Menko Bidang Politik, Hukum, dan Keamanan (Polhukam), Mahfud MD, mengomentari perihal pernyataan Denny Indrayana yang mengaku mendapat pesan untuk membantu Anies Baswedan menjadi calon presiden.
Di dalam sebuah acara diskusi, Denny menceritakan pertemuannya dengan Mahfud MD di rumah dinas Menko Polhukam itu.
Dalam pertemuan tersebut, Denny mengatakan bahwa Mahfud berpesan untuk membantu Anies Baswedan mendapatkan tiket calon presiden agar demokrasi lebih sehat.
Denny mengaku tidak tahu apa yang menyebabkan Mahfud mengatakan hal tersebut namun Mahfud mengatakannya dalam bahasa memerintah.
"Jadi pertemuan terakhir saya dengan beliau itu, salah satu pesan Pak Mahfud itu semacam ini, 'Mas Denny, tolong bantu Anies Baswedan untuk jadi calon presiden supaya demokrasi kita lebih sehat'. Saya bilang 'Oh, ini ada apa ini' hahaha," kata Denny sembari tertawa.
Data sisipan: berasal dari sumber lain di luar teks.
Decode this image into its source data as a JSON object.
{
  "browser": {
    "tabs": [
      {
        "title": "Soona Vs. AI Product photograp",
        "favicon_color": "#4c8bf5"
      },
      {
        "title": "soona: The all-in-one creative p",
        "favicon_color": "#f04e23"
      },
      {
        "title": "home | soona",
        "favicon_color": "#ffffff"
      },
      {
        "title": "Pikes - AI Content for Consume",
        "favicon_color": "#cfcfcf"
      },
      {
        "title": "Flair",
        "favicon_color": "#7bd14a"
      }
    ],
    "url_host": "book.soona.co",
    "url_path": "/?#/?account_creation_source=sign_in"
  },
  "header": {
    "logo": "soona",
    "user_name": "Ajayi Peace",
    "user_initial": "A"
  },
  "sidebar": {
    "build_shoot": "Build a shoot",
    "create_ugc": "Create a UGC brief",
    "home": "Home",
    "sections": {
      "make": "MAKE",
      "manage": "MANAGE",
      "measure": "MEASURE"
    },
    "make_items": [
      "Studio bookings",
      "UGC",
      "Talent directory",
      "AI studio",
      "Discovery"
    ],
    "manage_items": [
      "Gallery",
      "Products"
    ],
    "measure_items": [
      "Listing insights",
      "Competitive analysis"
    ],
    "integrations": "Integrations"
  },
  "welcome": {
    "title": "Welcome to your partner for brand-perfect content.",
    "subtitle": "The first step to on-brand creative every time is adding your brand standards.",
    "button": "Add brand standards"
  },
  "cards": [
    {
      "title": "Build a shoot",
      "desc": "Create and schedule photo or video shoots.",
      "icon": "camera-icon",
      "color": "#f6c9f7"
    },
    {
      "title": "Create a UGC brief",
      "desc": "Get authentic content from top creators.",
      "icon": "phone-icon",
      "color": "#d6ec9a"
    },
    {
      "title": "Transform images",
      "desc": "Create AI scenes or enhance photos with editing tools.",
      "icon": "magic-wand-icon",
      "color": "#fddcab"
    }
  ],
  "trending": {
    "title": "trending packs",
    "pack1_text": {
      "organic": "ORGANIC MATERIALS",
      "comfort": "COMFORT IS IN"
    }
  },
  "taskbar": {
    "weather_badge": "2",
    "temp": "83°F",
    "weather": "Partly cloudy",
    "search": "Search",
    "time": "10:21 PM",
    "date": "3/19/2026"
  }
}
Menanggapi hal tersebut, Mahfud membenarkan cerita Denny bahwa dirinya meminta Denny untuk membantu Anies Baswedan mendapatkan tiket calon presiden.
“Mmg betul, itu sdh sy jelaskan di Kick Andy Double Check Metro TV 3 bln lalu, sdh ditonton oleh 2,7 jt org,” ujar Mahfud, dikutip Suara Liberte dari akun Twitter pribadi pada Senin (5/6/2023).
Bahkan sebelum Denny, Mahfud telah menceritakan ke publik terlebih dahulu. “Itu bkn berita baru dan bkn rahasia. sy lah yg menyampaikan ke publik lbh dulu. Yaitu sy minta Denny membantu Anies agar dpt ticket pencapresan,” lanjutnya.
Namun, latar belakang Mahfud meminta bantuan tersebut karena Denny mengatakan ada upaya menggagalkan pencalonan Anies Baswedan dan penundaan Pemilu.
“Mengapa? Waktu itu Denny bilang ada upy menggagalkan pencalonan Anies dan menunda pemilu. Demokrasi terancam. Maka sy bilang, agar demokrasi sehat, Mas Denny jaga Anies agar dpt ticket, jgn pecah dari dalam lalu nuding pemerintah yg mengganjal. Sy yg jaga agar pemilu tak ditunda,” jelasnya.